Also at the same time, the band had just had a hit with ‘I’ll Be Around’, a cover of The Spinners’ 1972 one-million seller written by Thom Bell and Phil Hurtt.

Parkinson first heard the song when Ross Wilson played it at a show they did together at Sydney’s Manzil Room, and fell in love with it.

At the end of the show, Parkinson asked Wilson if he had any plans to record it himself, to which came the answer, “No, go for it!”

The song reached #22 on the charts and was the title track of Southern Star Band’s sole album, a steady seller. The album was produced and arranged by Doug Parkinson and the whole Southern Star Band.

The 16-song Live At Gobbles shows off some wonderful interplay between the musicians, especially on ‘Waiting For The Wiz’, ‘I Know A Little’ and ‘You Ain’t Going Nowhere’

It also showcases the astonishing array of songs the band played.

There were band compositions (‘Waiting For The Wiz’, ‘Same Feeling Different Song’) and from various band members like ‘You Ain’t Going Nowhere’ (“it was written by Keith, I thought it had hit all over it and I was heartbroken when it wasn’t”) and ‘I Give You Give Blind’.

Others came from Al Jarreau (‘Midnight Sky’), Paul McCartney (‘Yesterday’), Johnny ‘Guitar’ Watson (‘Gangster of Love’), Lynyrd Skynyrd (‘I Know A Little’) and Neil Sedaka & Howard Greenfield’s lovely ballad ‘The Hungry Years’.

Patti Austin’s ‘In My Life’ was one which Parkinson comments, “I learned so much about lyric writing from that, the way it was a wonderful painting of a person’s emotions in musical terms.
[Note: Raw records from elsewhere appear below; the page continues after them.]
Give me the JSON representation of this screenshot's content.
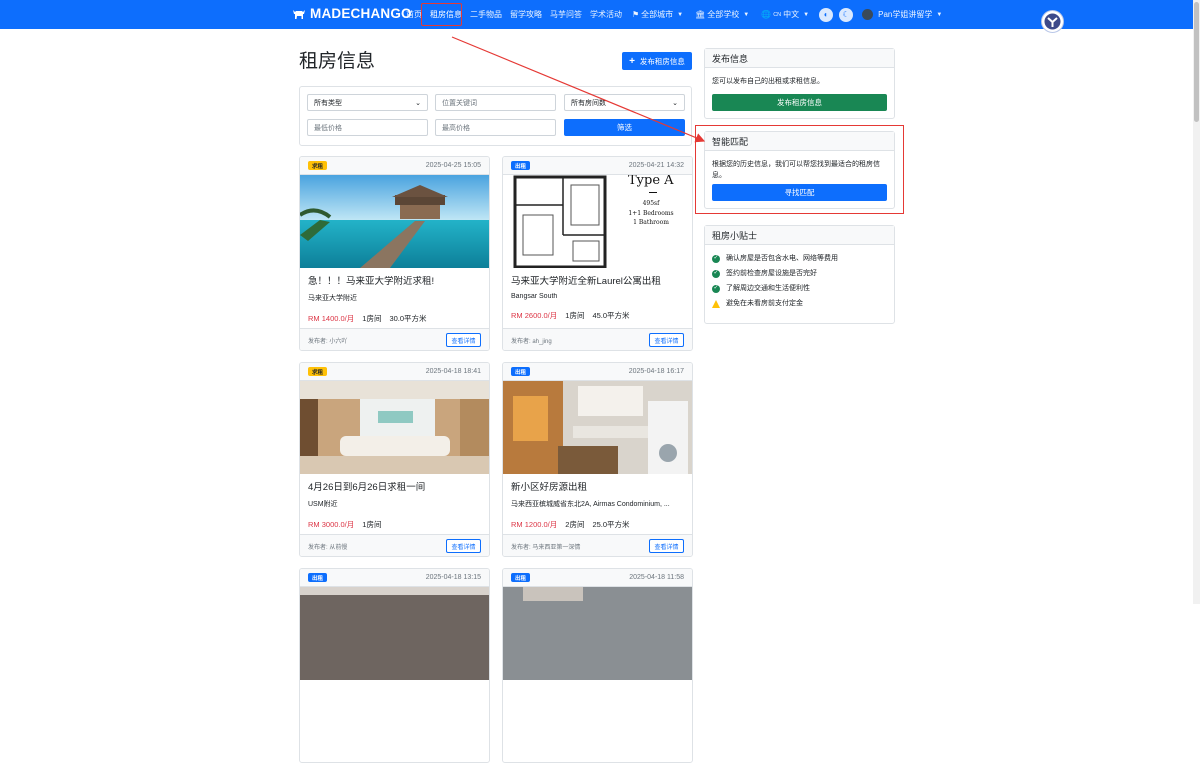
{
  "brand": {
    "name": "MADECHANGO"
  },
  "nav": {
    "items": [
      {
        "label": "首页"
      },
      {
        "label": "租房信息"
      },
      {
        "label": "二手物品"
      },
      {
        "label": "留学攻略"
      },
      {
        "label": "马芋问答"
      },
      {
        "label": "学术活动"
      }
    ],
    "city_label": "全部城市",
    "school_label": "全部学校",
    "lang_code": "CN",
    "lang_label": "中文",
    "user_label": "Pan学姐讲留学"
  },
  "page": {
    "title": "租房信息",
    "publish_button": "发布租房信息"
  },
  "filter": {
    "type_select": "所有类型",
    "keyword_placeholder": "位置关键词",
    "rooms_select": "所有房间数",
    "min_price_placeholder": "最低价格",
    "max_price_placeholder": "最高价格",
    "submit_label": "筛选"
  },
  "listings": [
    {
      "badge": "求租",
      "badge_type": "seek",
      "date": "2025-04-25 15:05",
      "title": "急！！！马来亚大学附近求租!",
      "location": "马来亚大学附近",
      "price": "RM 1400.0/月",
      "rooms": "1房间",
      "area": "30.0平方米",
      "poster": "发布者: 小六吖",
      "detail_label": "查看详情",
      "image": "beach-pier"
    },
    {
      "badge": "出租",
      "badge_type": "rent",
      "date": "2025-04-21 14:32",
      "title": "马来亚大学附近全新Laurel公寓出租",
      "location": "Bangsar South",
      "price": "RM 2600.0/月",
      "rooms": "1房间",
      "area": "45.0平方米",
      "poster": "发布者: ah_jing",
      "detail_label": "查看详情",
      "image": "floor-plan",
      "plan_title": "Type A",
      "plan_lines": [
        "495sf",
        "1+1 Bedrooms",
        "1 Bathroom"
      ]
    },
    {
      "badge": "求租",
      "badge_type": "seek",
      "date": "2025-04-18 18:41",
      "title": "4月26日到6月26日求租一间",
      "location": "USM附近",
      "price": "RM 3000.0/月",
      "rooms": "1房间",
      "area": "",
      "poster": "发布者: 从前慢",
      "detail_label": "查看详情",
      "image": "clinic-lobby"
    },
    {
      "badge": "出租",
      "badge_type": "rent",
      "date": "2025-04-18 16:17",
      "title": "新小区好房源出租",
      "location": "马来西亚槟城威省东北2A, Airmas Condominium, ...",
      "price": "RM 1200.0/月",
      "rooms": "2房间",
      "area": "25.0平方米",
      "poster": "发布者: 马来西亚第一深情",
      "detail_label": "查看详情",
      "image": "kitchen"
    },
    {
      "badge": "出租",
      "badge_type": "rent",
      "date": "2025-04-18 13:15",
      "image": "room-dark"
    },
    {
      "badge": "出租",
      "badge_type": "rent",
      "date": "2025-04-18 11:58",
      "image": "room-light"
    }
  ],
  "sidebar": {
    "publish": {
      "title": "发布信息",
      "text": "您可以发布自己的出租或求租信息。",
      "button": "发布租房信息"
    },
    "match": {
      "title": "智能匹配",
      "text": "根据您的历史信息，我们可以帮您找到最适合的租房信息。",
      "button": "寻找匹配"
    },
    "tips": {
      "title": "租房小贴士",
      "items": [
        {
          "text": "确认房屋是否包含水电、网络等费用",
          "icon": "check"
        },
        {
          "text": "签约前检查房屋设施是否完好",
          "icon": "check"
        },
        {
          "text": "了解周边交通和生活便利性",
          "icon": "check"
        },
        {
          "text": "避免在未看房前支付定金",
          "icon": "warning"
        }
      ]
    }
  },
  "colors": {
    "primary": "#0d6efd",
    "success": "#198754",
    "warning": "#ffc107",
    "danger": "#dc3545",
    "annotation": "#e53935"
  }
}
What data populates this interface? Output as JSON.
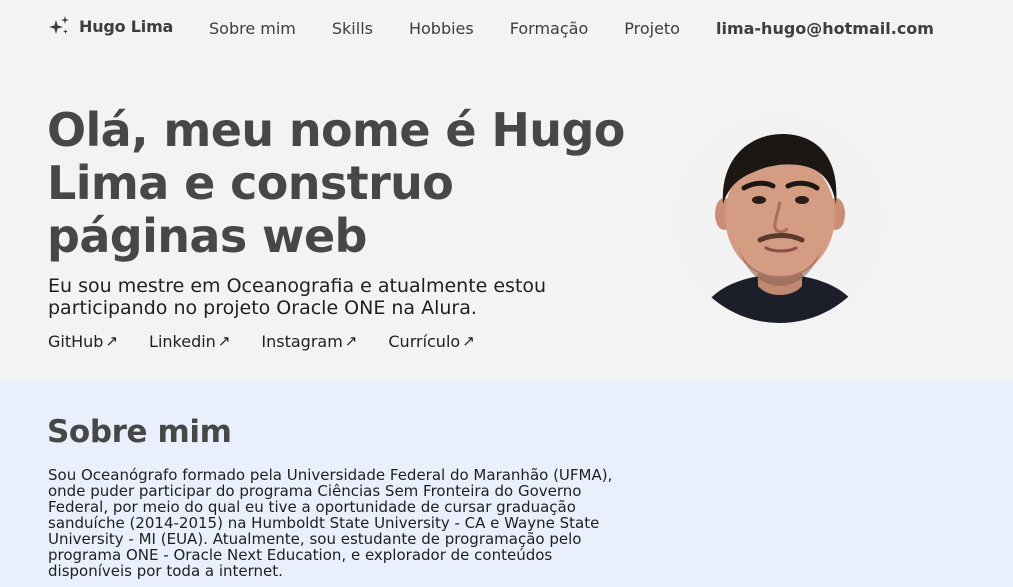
{
  "nav": {
    "brand_icon": "sparkles-icon",
    "brand_name": "Hugo Lima",
    "items": [
      {
        "label": "Sobre mim"
      },
      {
        "label": "Skills"
      },
      {
        "label": "Hobbies"
      },
      {
        "label": "Formação"
      },
      {
        "label": "Projeto"
      }
    ],
    "email": "lima-hugo@hotmail.com"
  },
  "hero": {
    "title": "Olá, meu nome é Hugo Lima e construo páginas web",
    "lead": "Eu sou mestre em Oceanografia e atualmente estou participando no projeto Oracle ONE na Alura.",
    "links": [
      {
        "label": "GitHub",
        "icon": "arrow-up-right-icon"
      },
      {
        "label": "Linkedin",
        "icon": "arrow-up-right-icon"
      },
      {
        "label": "Instagram",
        "icon": "arrow-up-right-icon"
      },
      {
        "label": "Currículo",
        "icon": "arrow-up-right-icon"
      }
    ],
    "avatar": "profile-photo"
  },
  "about": {
    "title": "Sobre mim",
    "text": "Sou Oceanógrafo formado pela Universidade Federal do Maranhão (UFMA), onde puder participar do programa Ciências Sem Fronteira do Governo Federal, por meio do qual eu tive a oportunidade de cursar graduação sanduíche (2014-2015) na Humboldt State University - CA e Wayne State University - MI (EUA). Atualmente, sou estudante de programação pelo programa ONE - Oracle Next Education, e explorador de conteúdos disponíveis por toda a internet."
  },
  "colors": {
    "page_bg": "#f3f3f3",
    "about_bg": "#e9f0fb",
    "heading": "#474747",
    "text": "#1f1f1f"
  }
}
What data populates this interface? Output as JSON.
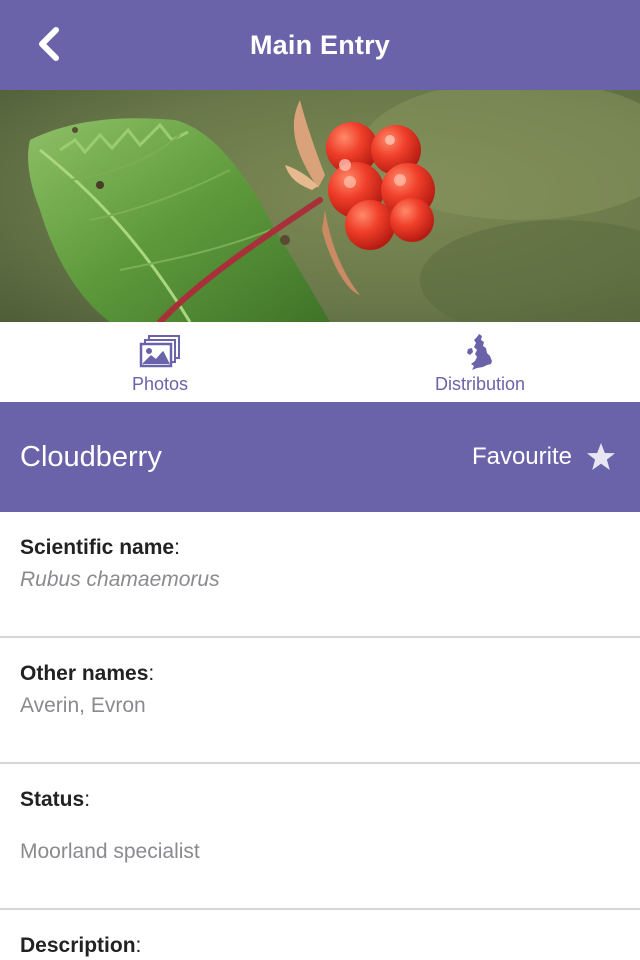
{
  "navbar": {
    "title": "Main Entry",
    "back_icon": "chevron-left-icon",
    "background": "#6b63aa"
  },
  "hero": {
    "subject": "red cloudberry fruit with green leaves"
  },
  "tabs": [
    {
      "label": "Photos",
      "icon": "photos-icon"
    },
    {
      "label": "Distribution",
      "icon": "uk-map-icon"
    }
  ],
  "species": {
    "name": "Cloudberry",
    "favourite_label": "Favourite",
    "favourite_icon": "star-icon",
    "favourited": false
  },
  "details": {
    "scientific": {
      "label": "Scientific name",
      "value": "Rubus chamaemorus"
    },
    "other": {
      "label": "Other names",
      "value": "Averin, Evron"
    },
    "status": {
      "label": "Status",
      "value": "Moorland specialist"
    },
    "description": {
      "label": "Description"
    }
  },
  "colors": {
    "accent": "#6b63aa",
    "label_text": "#222222",
    "value_text": "#8a8a8f",
    "divider": "#d6d6d9"
  }
}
Frank did a great string arrangement for the prelude, it still holds up today.”

Dear Prudence has become an iconic song for Doug Parkinson and he still includes it in his shows today.

At the time, Parkinson’s band In Focus had become one of the biggest live acts in Melbourne.

A tour manager friend of his who was visiting London brought back a copy of White Album which had not yet been released in Australia.

“That album is still among my favourites of all time. It had great songs but ‘Dear Prudence’ leaped out of the page for me. We started to play it at our shows and the crowds went crazy.”

However the A&R exec at his record company didn’t see its hit potential and refused to release it.

An argument ensued and the singer called his bluff by threatening to cancel their contract.

To his horror, the exec agreed and Parkinson was left flabbergasted … and without a deal!

However he went around the corner to the offices of EMI, whose A&R executive Cliff Baxter loved it as soon as Parkinson played it to him.

“The next thing I knew I was driving around in my car and it came on the radio, and it was the biggest thrill.”

“It became a Top 5 hit. I was always grateful to that song because it kept me going through the ups and downs of my career.”